The Great Western Railway 3200 Class (or 'Earl' Class) was a design of 4-4-0 steam locomotive for passenger train work. The nickname for this class, almost universally used at the time these engines were in service was Dukedog since the locomotives were composed of former Duke Class boilers on Bulldog Class frames. As such they were one of the last standard gauge steam locomotive classes to retain outside frames.

Background
The GWR absorbed the Cambrian Railways in 1923, but, with the Cambrian main line being lightly built, permanent way restrictions debarred the use of heavier locomotives. This meant that only a few classes of GWR locomotive were allowed to run over it, including the Duke Class. However, by the 1930s the Duke class engines were past their estimated life, and in particular the frames were in poor condition. At the same time the heavier Bulldog Class was becoming redundant and being withdrawn, and later members of this class had an improved straight topped frame design.

Construction
In December 1929, Duke No.3265 Tre Pol and Pen was withdrawn, and the cab and other above-frame fittings together with a spare Duke boiler and smokebox, were fitted to the straight-topped frames of Bulldog no. 3365 Charles Grey Mott. The rebuilt locomotive was given the name and number of the Duke. This resulted in an engine with stronger frames which could still be used on yellow weight restricted routes.

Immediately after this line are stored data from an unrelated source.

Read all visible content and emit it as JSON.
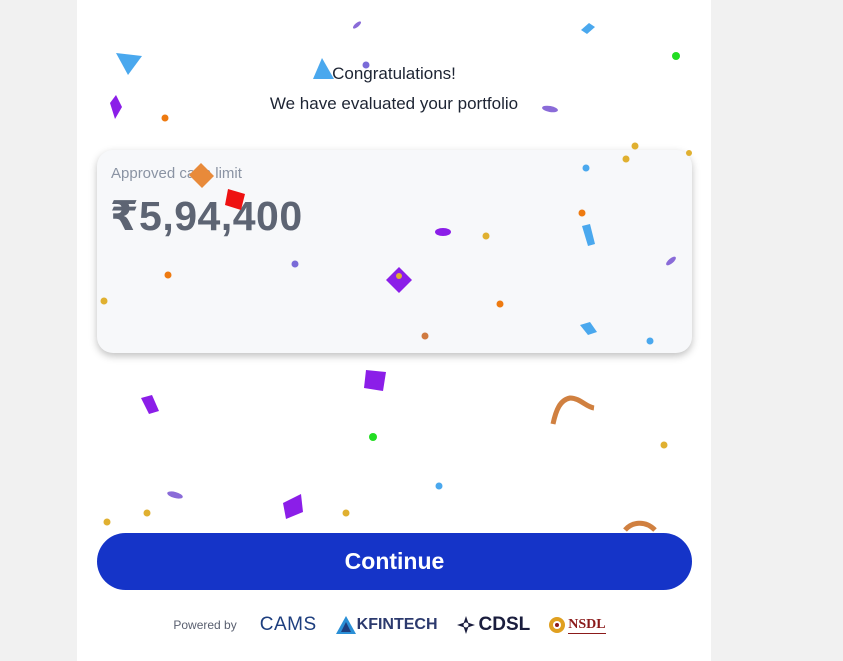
{
  "header": {
    "title_line1": "Congratulations!",
    "title_line2": "We have evaluated your portfolio"
  },
  "card": {
    "label": "Approved cash limit",
    "amount": "₹5,94,400"
  },
  "actions": {
    "continue_label": "Continue"
  },
  "footer": {
    "powered_by": "Powered by",
    "logos": {
      "cams": "CAMS",
      "kfintech": "KFINTECH",
      "cdsl": "CDSL",
      "nsdl": "NSDL"
    }
  },
  "colors": {
    "primary_button": "#1534c8",
    "card_background": "#f7f8fa",
    "amount_text": "#5d6473"
  },
  "decor": {
    "confetti": "confetti-overlay"
  }
}
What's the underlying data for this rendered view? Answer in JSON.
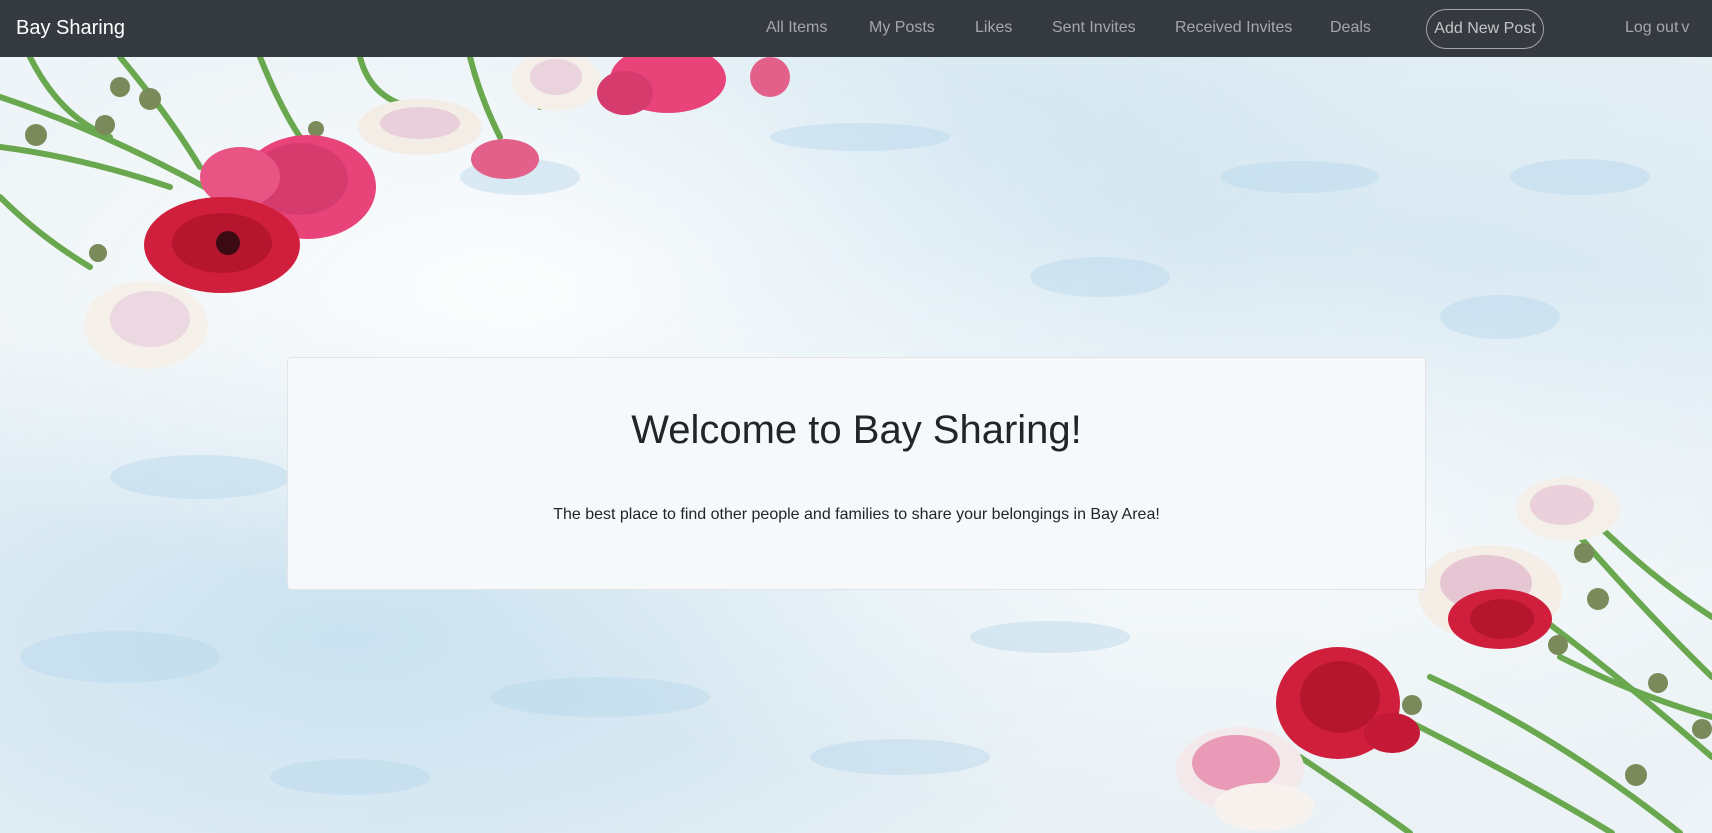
{
  "navbar": {
    "brand": "Bay Sharing",
    "links": {
      "all_items": "All Items",
      "my_posts": "My Posts",
      "likes": "Likes",
      "sent_invites": "Sent Invites",
      "received_invites": "Received Invites",
      "deals": "Deals"
    },
    "add_post_label": "Add New Post",
    "logout_label": "Log out",
    "logout_caret": "v"
  },
  "welcome": {
    "title": "Welcome to Bay Sharing!",
    "subtitle": "The best place to find other people and families to share your belongings in Bay Area!"
  },
  "colors": {
    "navbar_bg": "#343a40",
    "card_bg": "#f7f8fa",
    "text": "#212529",
    "flower_red": "#d01f3c",
    "flower_pink": "#e8447a"
  },
  "icons": [
    "caret-down-icon"
  ]
}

The conversion was a success and from 1936 twenty-nine "new" locomotives were constructed from the relevant components of withdrawn Dukes and Bulldogs. The classification of the rebuilds as "new" locomotives had advantages in the railway's accounts, and they were given new numbers in the 32xx series (3200–3228). A further eleven conversions were scheduled, but the onset of World War II brought a halt to the program.

Naming
The prototype conversion retained its Duke number and name (3265 Tre Pol and Pen). The first nominally new locomotive was numbered 3201, and originally kept the name of the parent Duke. A decision was then taken to name the class after living Earls who had some connection with the GWR. Apparently, as a riposte to repeated requests from aristocratic GWR directors for engines to be named after them, the CME of Great Western, Charles Collett decided that these "new" engines, with their decidedly old-fashioned Victorian appearance, should be given the names of those directors. When the directors assembled at Paddington Station for the unveiling of the "new" class, the group were not impressed at Collett's joke. So, although the first batch of twenty were allocated Earl names, following the construction and naming of no. 3212 Earl of Eldon in May 1937, the nameplates were removed and the names given to nos. 5043–5062 of the express Castle class instead.

Renumbering
In the 1946 renumbering all the surviving locomotives in the 32xx series, both Dukes and Dukedogs, were renumbered in the 90xx series, retaining the same last two digits. This was to free the 32xx numbers for new 2251 Class engines.

Operations

Mainly allocated to the Cambrian main line, it remained one of the few classes of locomotive that British Rail inherited that were light enough to be permitted on the wooden Barmouth Bridge (others were the GWR 2251 Class and the LMS Ivatt Class 2 2-6-0). As a result, they remained in regular use until the 1950s.

Preservation: 9017 Earl of Berkeley 

One locomotive, 9017 Earl of Berkeley survives in preservation at the Bluebell Railway. The locomotive was built at Swindon Works in 1938, using frames from "Bulldog" No. 3425 (built 1906), and boiler and cab from "Duke" class No. 3282 (originally named "Chepstow Castle", built in 1895). Originally numbered 3217, it was renumbered post-WW2 as 9017. Mainly deployed on the Cambrian Line, the locomotive was withdrawn from service at Oswestry in October 1960.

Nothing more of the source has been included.